X
Innovation

Trace a falling ray and put it in your pocket

The next Intel Developer Forum is less than a month away, which means its time to sort out visas (this one's in Shanghai), tick the boxes for one-to-ones with Intel execs, and start refreshing the little grey cells on what's hot, what's cool and what's frankly absurd in silicon.One of Intel's favourite horses is ray tracing, the graphics technique where you synthesise a scene by modelling how light travels through it.
Written by Rupert Goodwins, Contributor

The next Intel Developer Forum is less than a month away, which means its time to sort out visas (this one's in Shanghai), tick the boxes for one-to-ones with Intel execs, and start refreshing the little grey cells on what's hot, what's cool and what's frankly absurd in silicon.

One of Intel's favourite horses is ray tracing, the graphics technique where you synthesise a scene by modelling how light travels through it. It's very powerful and produces some ultra-realistic results: at the levels that matter here, optical physics is very well understood and amenable to good old fashioned number crunching. No surprise, then, that a company which makes its money by selling number-crunchers is very keen on the idea.

The trouble with ray tracing is that even with modern processors, it's still very expensive to produce real-time ray-traced images at high enough qualities. Intel has shown some stonking demos at previous IDFs, but they've always been years away from the sort of thing you could afford to stuff in your desktop.

Ordinary processors have already been through the price performance paradox - you need a big market to make the price low enough, but the price needs to be low enough to create a big market - yet this singularity remains stubbornly out of reach of the sort of massively parallel manycore teraflop chips required for desktop real-time ray tracing. Don't forget that Moore's Law has a hidden variable - cash - without which the whole thing fizzles out.

Which is why Intel is getting interested in ray tracing on mobile devices. The amount of oomph required to generate a scene is directly proportional to the number of pixels you have to push, and while we've all been taught by the market that top-end graphics on the desktop requires multiple millions of the wee beasties, the mobile experience is happier with far fewer. This fortuitous restriction makes it very possible to create devices that do real-time ray tracing without breaking the bank. Intel's thinking is that this could be the way into the market: by focusing attention and design dollars on making efficient ray tracers for portable gaming devices, phones and UMPC-style boxes, it becomes much easier to create the right environment to scale everything up to full size. Equally fortuitously, the stubborn problems of making big stuff go faster has led to much more attention being paid to making the small stuff work more efficiently, meaning it's no longer daft to think about portable supercomputing.

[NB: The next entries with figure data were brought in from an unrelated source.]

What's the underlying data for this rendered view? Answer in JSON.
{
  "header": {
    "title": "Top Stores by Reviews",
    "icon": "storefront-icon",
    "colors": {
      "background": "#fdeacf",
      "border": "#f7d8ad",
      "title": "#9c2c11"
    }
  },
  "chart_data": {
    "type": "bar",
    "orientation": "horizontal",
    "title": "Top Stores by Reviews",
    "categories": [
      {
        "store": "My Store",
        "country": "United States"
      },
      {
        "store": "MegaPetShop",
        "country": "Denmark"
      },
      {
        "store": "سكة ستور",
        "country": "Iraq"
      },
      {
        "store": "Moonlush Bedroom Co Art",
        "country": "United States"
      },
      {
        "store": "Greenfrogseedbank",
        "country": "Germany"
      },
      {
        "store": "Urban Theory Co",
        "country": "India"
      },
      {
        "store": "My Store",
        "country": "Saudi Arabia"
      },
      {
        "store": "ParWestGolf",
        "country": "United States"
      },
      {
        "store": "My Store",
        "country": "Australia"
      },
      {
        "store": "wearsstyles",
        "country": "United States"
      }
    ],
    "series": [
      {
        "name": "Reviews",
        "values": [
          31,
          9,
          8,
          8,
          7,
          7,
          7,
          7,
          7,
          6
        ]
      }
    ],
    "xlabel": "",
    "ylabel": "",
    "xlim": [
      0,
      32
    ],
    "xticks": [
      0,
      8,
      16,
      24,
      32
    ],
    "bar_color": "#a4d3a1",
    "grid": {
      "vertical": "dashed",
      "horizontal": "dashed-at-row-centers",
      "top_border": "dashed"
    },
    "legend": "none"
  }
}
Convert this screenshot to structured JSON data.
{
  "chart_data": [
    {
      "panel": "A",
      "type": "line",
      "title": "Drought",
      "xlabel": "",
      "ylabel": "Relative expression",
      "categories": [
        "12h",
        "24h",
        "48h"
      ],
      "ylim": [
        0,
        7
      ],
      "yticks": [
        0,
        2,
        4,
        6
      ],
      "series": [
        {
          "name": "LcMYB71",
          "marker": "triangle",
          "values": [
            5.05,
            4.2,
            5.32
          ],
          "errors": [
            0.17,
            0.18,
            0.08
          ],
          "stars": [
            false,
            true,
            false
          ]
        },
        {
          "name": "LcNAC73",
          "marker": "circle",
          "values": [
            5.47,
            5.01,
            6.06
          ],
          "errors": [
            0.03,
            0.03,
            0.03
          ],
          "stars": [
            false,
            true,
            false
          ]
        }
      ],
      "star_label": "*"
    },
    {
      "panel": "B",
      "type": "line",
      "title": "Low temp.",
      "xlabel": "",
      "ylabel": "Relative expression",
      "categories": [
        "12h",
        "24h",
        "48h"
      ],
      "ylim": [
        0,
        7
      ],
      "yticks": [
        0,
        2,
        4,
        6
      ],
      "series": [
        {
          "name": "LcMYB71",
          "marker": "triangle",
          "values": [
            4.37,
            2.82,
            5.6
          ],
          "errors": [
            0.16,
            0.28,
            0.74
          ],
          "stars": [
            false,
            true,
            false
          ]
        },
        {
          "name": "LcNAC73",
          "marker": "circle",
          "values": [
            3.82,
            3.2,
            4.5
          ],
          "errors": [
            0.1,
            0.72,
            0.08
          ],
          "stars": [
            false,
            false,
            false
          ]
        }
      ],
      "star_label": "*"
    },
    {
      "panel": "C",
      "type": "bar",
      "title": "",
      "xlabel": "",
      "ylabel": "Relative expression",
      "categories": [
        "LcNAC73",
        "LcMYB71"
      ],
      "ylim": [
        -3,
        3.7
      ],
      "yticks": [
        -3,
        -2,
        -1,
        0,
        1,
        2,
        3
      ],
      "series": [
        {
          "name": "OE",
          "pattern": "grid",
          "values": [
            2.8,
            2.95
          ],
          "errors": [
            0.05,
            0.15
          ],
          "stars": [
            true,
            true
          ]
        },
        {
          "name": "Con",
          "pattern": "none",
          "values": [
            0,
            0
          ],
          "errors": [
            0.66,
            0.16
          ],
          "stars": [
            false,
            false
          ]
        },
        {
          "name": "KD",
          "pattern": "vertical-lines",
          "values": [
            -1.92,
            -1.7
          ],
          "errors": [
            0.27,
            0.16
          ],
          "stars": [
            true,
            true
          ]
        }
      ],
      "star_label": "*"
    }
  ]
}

(As an aside: I'm getting increasingly excited by this whole area and the concept of integrating supercomputer-class modelling systems into physical devices, as well as any complex system that matters. I want a Met Office level forecasting system for my diet, bank account, local council, travel... But that's another story, and one still to be grappled with. 2010 will be the start of the Decade of the Supermodel. Watch this space.)

But beware. There's still a strong whiff of "We can do this, so it must be done", and no guarantee that ray tracing will prove a better fit to mobile graphics than any of the other more established techniques, even if it does provide a tempting roadmap for using oodles of otherwise useless operations per second.